07 September 2014

Dieng Culture Festival 2014: Prosesi Pencukuran Rambut Gembel di Candi Arjuna


Ini adalah hari kedua pelaksanaan Dieng Culture Festival 2014 sekaligus hari terakhir dari pagelaran ini. Rombongan kami sendiri baru bangun agak siang karena hari Sabtu sudah diforsir dengan banyak kegiatan, mulai dari mendaki bukit sikunir sampai menikmati jazz atas awan, kami sendiri hanya mengincar prosesi pencukuran rambut gembel hari ini jadi agak bersantai. Saat kami keluar ke jalanan ternyata masih ada pawai budaya yang juga mengarak anak rambut gembel sebelum prosesi di kawasan candi arjuna. Saya sendiri hanya sedikit menikmati pawai ini karena saat kami melihat sudah hampir rombongan terakhir dari pawai tersebut. Kami langsung pergi ke kawasan candi karena tidak ingin melewatkan kesempatan melihat event puncak ini, apalagi kami adalah pengunjung umum yang hanya bisa melihat di luar pagar yang sudah dipasang di sekitaran bangunan candi.

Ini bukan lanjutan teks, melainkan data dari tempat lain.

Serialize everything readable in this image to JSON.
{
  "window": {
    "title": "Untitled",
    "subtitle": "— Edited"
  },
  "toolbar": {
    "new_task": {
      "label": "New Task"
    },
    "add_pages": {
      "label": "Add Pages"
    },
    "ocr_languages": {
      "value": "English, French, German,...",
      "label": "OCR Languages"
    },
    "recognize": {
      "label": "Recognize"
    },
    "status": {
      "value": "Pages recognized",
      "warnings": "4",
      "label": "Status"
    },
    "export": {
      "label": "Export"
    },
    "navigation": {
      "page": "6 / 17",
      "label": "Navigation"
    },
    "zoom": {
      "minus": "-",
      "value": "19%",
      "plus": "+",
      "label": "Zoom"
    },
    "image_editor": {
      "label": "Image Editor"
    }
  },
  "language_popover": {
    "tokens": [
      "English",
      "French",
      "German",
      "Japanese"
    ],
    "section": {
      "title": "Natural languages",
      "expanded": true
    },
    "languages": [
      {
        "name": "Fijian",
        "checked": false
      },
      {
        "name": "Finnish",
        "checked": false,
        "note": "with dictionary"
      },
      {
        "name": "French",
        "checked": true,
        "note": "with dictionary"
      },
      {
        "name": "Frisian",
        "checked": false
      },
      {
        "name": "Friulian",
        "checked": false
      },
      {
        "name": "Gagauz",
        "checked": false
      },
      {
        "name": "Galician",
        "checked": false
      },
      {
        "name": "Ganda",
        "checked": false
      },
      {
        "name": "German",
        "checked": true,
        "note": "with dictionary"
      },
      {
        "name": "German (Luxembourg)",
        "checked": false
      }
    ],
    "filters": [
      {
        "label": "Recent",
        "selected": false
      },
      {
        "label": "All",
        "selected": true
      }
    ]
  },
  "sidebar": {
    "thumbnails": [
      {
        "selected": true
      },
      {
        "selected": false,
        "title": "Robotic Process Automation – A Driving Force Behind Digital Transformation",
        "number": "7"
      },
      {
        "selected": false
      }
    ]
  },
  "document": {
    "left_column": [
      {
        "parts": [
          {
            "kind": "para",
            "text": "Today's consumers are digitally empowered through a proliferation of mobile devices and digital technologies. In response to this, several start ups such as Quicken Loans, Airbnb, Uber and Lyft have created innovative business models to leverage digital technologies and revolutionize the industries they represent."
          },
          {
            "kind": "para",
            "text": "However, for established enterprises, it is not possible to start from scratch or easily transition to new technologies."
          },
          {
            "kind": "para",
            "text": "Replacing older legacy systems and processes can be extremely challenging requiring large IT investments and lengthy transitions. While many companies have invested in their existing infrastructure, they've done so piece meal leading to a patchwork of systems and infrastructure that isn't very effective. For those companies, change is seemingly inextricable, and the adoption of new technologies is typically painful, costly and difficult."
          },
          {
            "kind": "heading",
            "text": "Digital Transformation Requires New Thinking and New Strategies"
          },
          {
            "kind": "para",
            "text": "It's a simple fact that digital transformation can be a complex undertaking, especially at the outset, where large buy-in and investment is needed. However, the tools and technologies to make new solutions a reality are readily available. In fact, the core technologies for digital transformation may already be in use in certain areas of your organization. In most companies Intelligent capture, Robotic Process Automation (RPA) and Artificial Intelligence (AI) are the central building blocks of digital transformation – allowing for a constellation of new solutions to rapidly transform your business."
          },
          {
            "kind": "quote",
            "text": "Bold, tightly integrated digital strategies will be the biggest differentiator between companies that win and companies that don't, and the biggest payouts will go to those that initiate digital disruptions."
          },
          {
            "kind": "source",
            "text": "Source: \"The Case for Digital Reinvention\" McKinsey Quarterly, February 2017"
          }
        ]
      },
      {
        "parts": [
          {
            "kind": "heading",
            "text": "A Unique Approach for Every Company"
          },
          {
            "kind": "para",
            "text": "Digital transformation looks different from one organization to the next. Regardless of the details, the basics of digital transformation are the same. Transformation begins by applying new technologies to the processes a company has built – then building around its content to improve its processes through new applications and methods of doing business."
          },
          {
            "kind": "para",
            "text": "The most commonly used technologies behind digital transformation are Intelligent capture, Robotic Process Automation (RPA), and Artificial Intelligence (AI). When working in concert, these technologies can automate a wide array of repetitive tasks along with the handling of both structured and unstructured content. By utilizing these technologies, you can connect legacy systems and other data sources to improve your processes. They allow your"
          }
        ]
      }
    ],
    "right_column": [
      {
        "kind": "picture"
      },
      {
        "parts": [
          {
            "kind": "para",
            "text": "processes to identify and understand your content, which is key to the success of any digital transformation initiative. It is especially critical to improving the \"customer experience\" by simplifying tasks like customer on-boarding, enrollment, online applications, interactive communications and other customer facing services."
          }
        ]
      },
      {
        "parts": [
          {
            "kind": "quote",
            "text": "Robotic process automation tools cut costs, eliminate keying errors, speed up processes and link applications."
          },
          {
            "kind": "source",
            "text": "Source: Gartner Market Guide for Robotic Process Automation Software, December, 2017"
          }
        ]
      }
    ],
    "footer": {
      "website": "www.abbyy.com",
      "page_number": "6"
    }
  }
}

Saat kami datang ternyata sudah sangat ramai dengan pengunjung. Saya dan teman - teman langsung saja mencari tempat yang pas untuk menonton, meskipun belum ada aktivitas prosesi di kawasan candi tetapi spot untuk pengunjung umum sudah penuh dengan penonton. Cuaca yang panas menemani prosesi siang ini, bertolak belakang dengan tadi malam yang begitu dingin, tidak heran pipi bocah - bocah Dieng berwarna merah karena perbedaan cuaca yang sangat ekstrim ini. Saat prosesi masuk saya baru sadar bahwa kami ada di belakang tempat prosesi, jadi kami tidak bisa melihat jalannya prosesi, yang kami lihat hanyalah peserta yang sudah membeli tiket khusus sedang sibuk mencari spot bagus untuk mengambil gambar. Karena sangat panas teman - teman saya pun tidak kuat bertahan dan memilih untuk mundur dan duduk di tempat yang teduh, mungkin efek dari capek hari kemarin masih terasa.




Saya sendiri mencari tempat lain untuk melihat prosesi dan saya memilih di belakang panggung media. Setelah mencari sela - sela spot dan sedikit lompat - lompat sekolan, akhirnya saya bisa menemukan lokasi yang setidaknya bisa melihat prosesi. Anak - anak yang rambutnya dicukur ini diberi hak untuk meminta apa saja keinginannya dan pihak penyelenggara wajib untuk memberikan permintaannya tersebut. Ada yang meminta sepeda warna merah, handphone berkamera, dan ada yang doa. Saya tidak membayangkan bagaimana jika yang diprosesi adalah anak - anak kota besar, bisa pusing orang tua anak itu karena permintaannya pasti menghabiskan banyak uang.